Treatment Approaches by Stage Group

Early-stage disease (BCLC 0 and A) offers the best chance for cure. Options include surgical removal of the tumor, liver transplant, or ablation, which destroys the tumor in place using heat or other energy. These approaches aim to eliminate the cancer entirely.

Intermediate-stage disease (BCLC B) is typically treated with procedures that target tumors directly through blood vessels, delivering chemotherapy or radiation beads straight to the tumor while sparing the rest of the liver.
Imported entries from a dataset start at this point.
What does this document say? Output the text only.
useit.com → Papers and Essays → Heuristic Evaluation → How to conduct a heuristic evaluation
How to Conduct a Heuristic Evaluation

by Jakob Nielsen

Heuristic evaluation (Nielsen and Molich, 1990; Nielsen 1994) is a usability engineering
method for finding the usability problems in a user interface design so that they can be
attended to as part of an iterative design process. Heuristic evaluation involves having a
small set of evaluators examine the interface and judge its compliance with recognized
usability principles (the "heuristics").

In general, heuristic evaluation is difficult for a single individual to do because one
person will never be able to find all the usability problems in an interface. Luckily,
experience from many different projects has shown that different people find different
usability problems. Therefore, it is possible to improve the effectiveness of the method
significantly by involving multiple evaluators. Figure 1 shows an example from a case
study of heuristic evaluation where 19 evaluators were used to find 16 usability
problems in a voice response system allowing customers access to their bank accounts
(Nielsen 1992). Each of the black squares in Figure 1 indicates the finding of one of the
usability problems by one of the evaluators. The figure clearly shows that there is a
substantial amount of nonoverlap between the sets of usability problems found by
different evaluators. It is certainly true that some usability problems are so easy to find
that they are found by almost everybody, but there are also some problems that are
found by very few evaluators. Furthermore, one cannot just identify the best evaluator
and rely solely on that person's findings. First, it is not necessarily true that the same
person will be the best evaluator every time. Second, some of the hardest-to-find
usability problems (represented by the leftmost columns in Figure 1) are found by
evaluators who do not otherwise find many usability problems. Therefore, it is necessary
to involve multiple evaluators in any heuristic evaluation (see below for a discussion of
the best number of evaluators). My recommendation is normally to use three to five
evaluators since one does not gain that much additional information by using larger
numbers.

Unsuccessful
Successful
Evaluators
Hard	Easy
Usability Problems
Advanced-stage disease (BCLC C) relies on systemic therapies that circulate throughout the body. Immunotherapy-based combinations have become the frontline approach, replacing older targeted drugs that were the standard for over a decade.

End-stage disease (BCLC D) shifts the focus to symptom management and supportive care. The liver is too compromised, or the person’s health too fragile, for treatments aimed at the tumor itself.